The Normalization of Stealing

Ladies and gentlemen, I submit that our society has normalized stealing, we no longer have any qualms taking what does not belong to us. And its not only in high places as we love to complain loudly, it is a devolved habit to the very heart of our society.

In the early 1990s, as a fresh village girl newly arrived in Nairobi, I was shocked beyond words to find toilet paper secured with a padlock in a leading private hospital. How desperate must a person become to steal toilet paper? Over time I watched in dismay as measures to deter sticky fingers escalated, eventually even toilet cistern covers were padlocked. How do you hide a cistern cover and what do you do with it?

The region I hail from once prided itself on honesty; people generally did not touch what was not theirs. So last weekend, when I came across a bottle of diluted hand wash soap tied with a piece of nylon twine in my town, my heart sank. Not only was it an eyesore in an establishment that serves visitors from across the country and abroad, but it testified to how far we have drifted from the values we loudly profess.

We love to describe ourselves as a “God-fearing and peace-loving” nation, yet our actions say otherwise. Thou shalt not steal is no longer a commandment we uphold; the vice has reached mashinani, the grassroots.

Sadly, we do not stop at stealing, other virtues are equally wanting, our comfort with all manner of filth telling it all!

Growing up, we were often reminded that “cleanliness is next to godliness.” If that is true, how far from godliness are we when rubbish heaps greet guests at the entrance of freshly refurbished establishments? Do the eyes of managers not see the filth around them? Is it not possible to organize with local leadership weekly cleanup drives. A walk into the town that I shall not name presently proved a discovery session of mounds upon mounds of rotting gabbage.

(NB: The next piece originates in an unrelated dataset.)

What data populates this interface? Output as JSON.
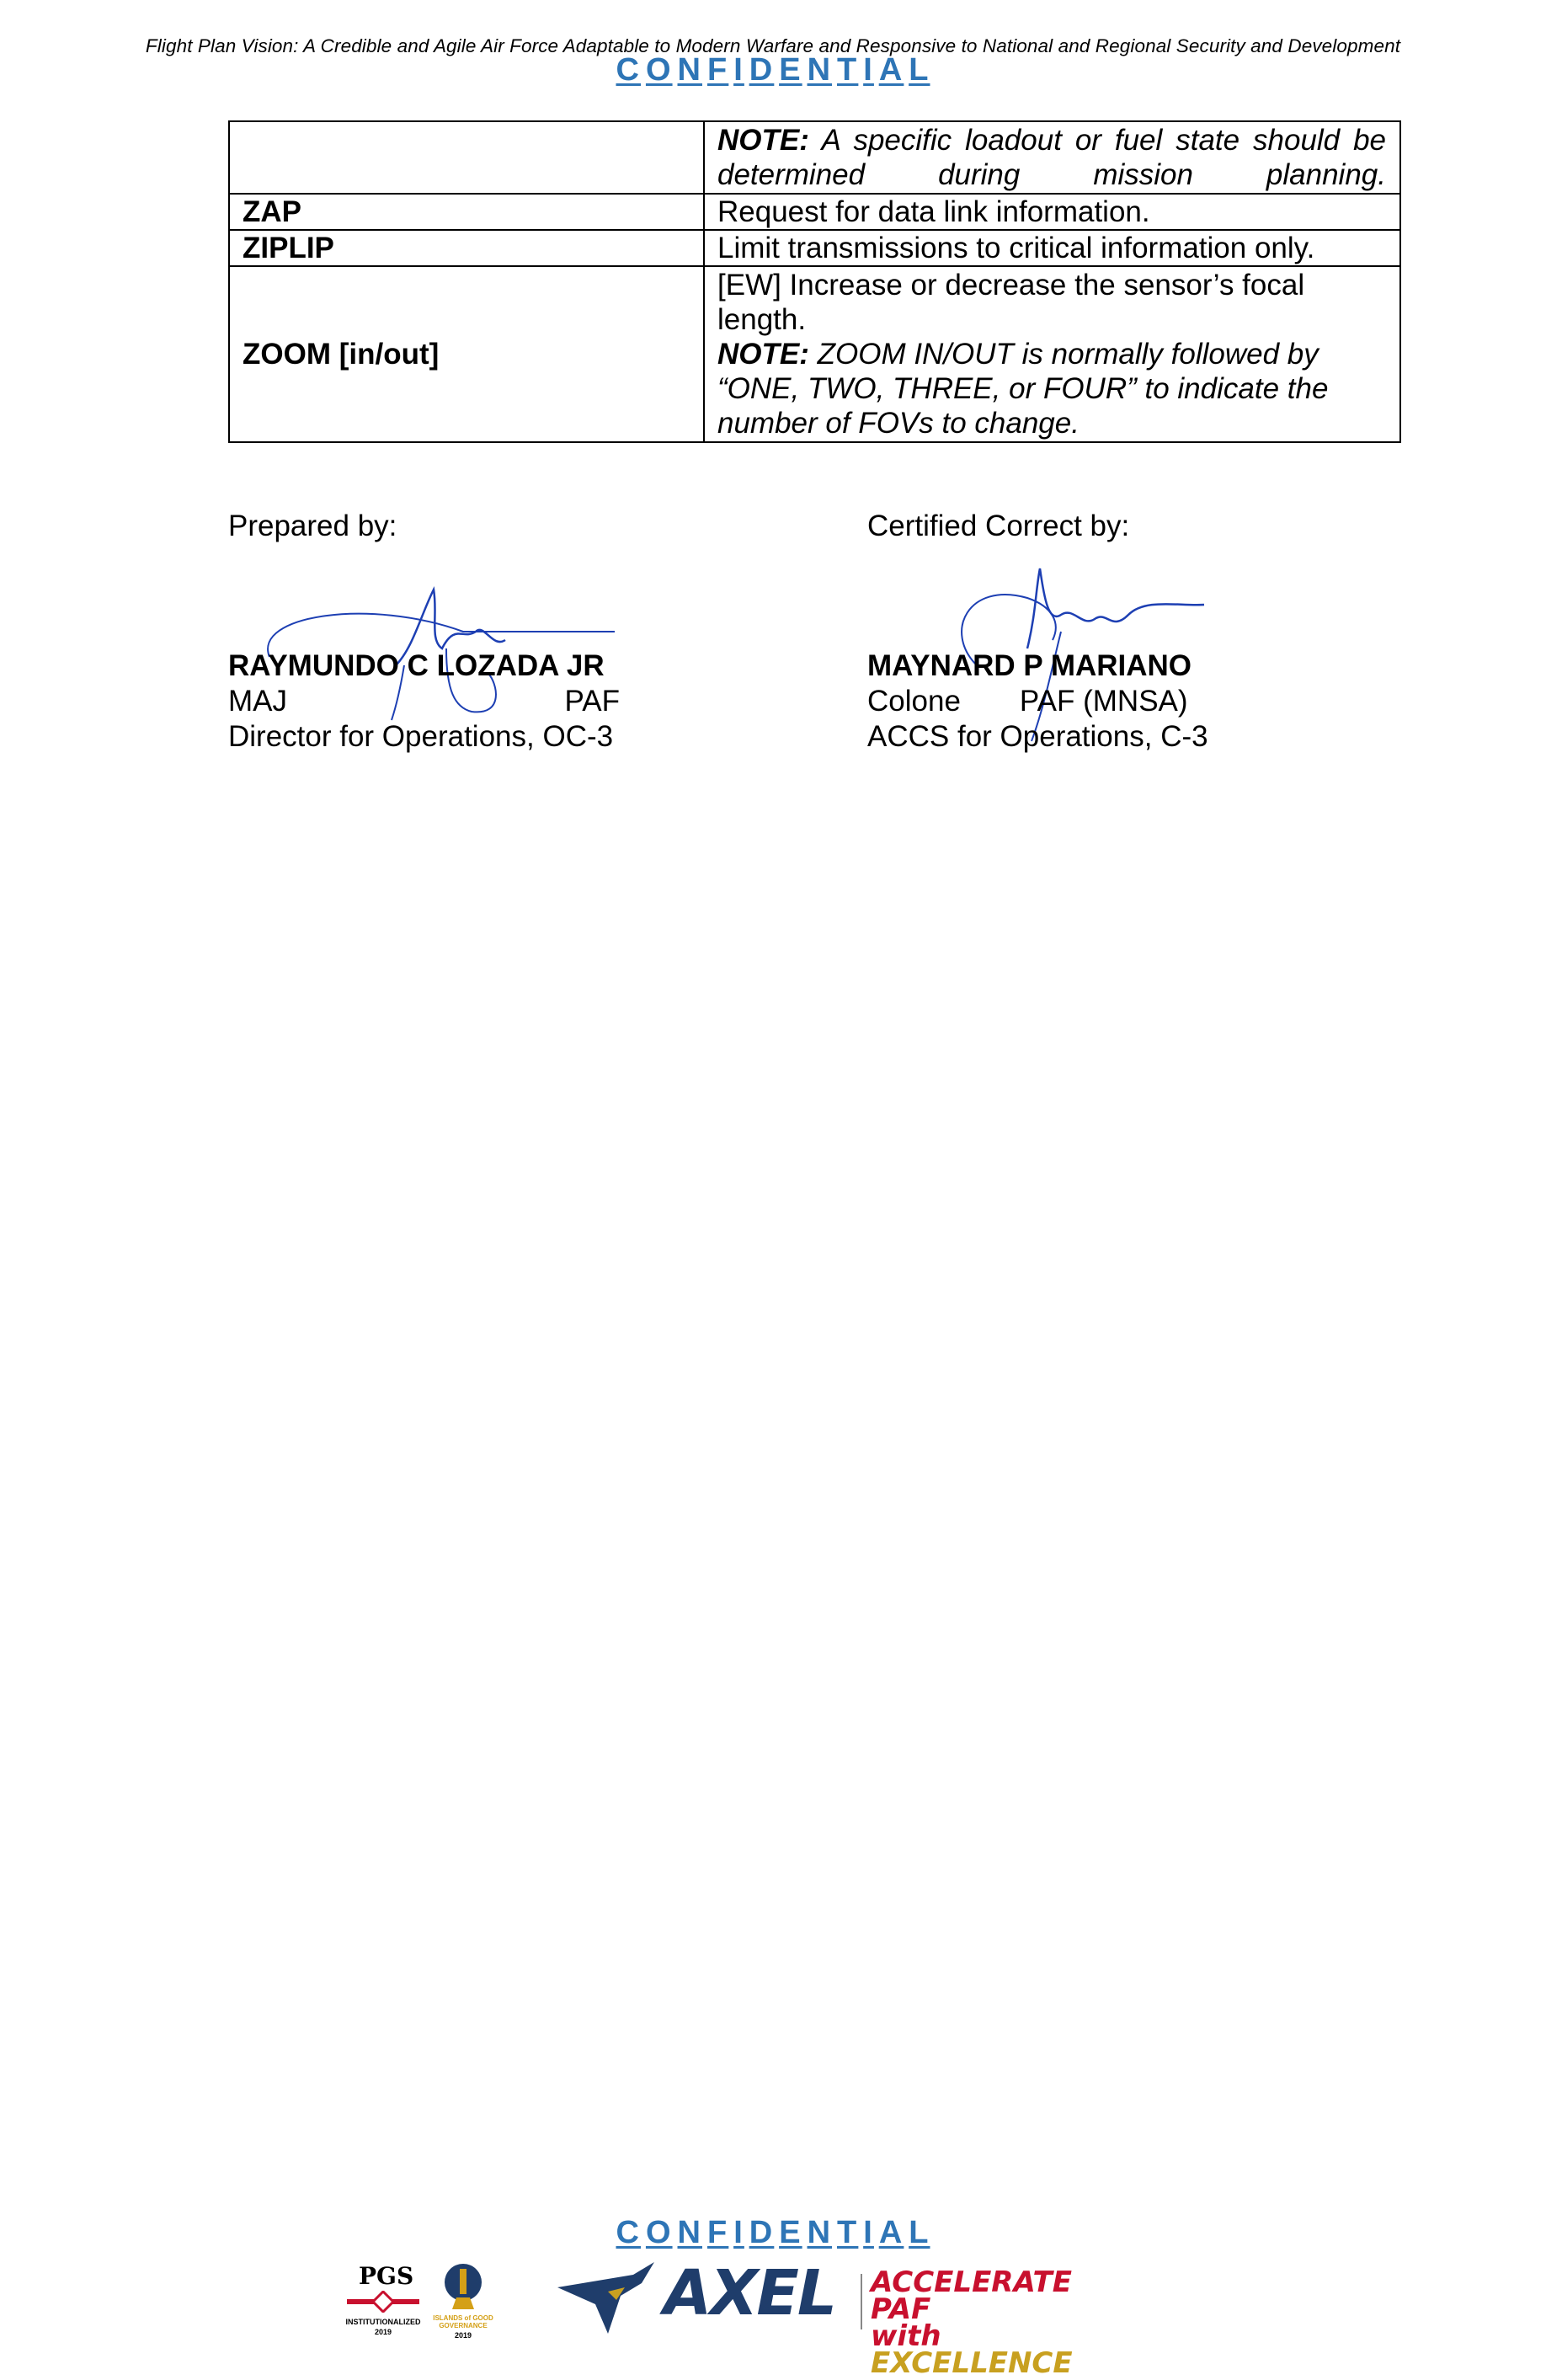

We can, and must, do better. It is time we stopped merely admiring Rwanda’s orderliness and cleanliness. We need to embed similar discipline into our own way of life. Creativity, civic pride, and simple respect for other people’s property can go a long way. Schools once trained us in virtues like cleanliness and integrity; perhaps it is time to revive such lessons.

Simple practices like:

  • Teaching respect for property at home, in schools, and faith communities.
  • Celebrating honesty by pointing out and making role models of those who return lost items or keep public spaces clean.
  • Enforcing standards in workplaces and public institutions so theft and littering are not quietly tolerated.
  • Routine garbage collection in all our towns
  • Modelling integrity as leaders, parents, and neighbours.

We are not helpless. Rediscovering reverence for what is not ours and for the spaces we share is the first step towards reclaiming our dignity.

We just need to start, our society is going nowhere with this level of depravity!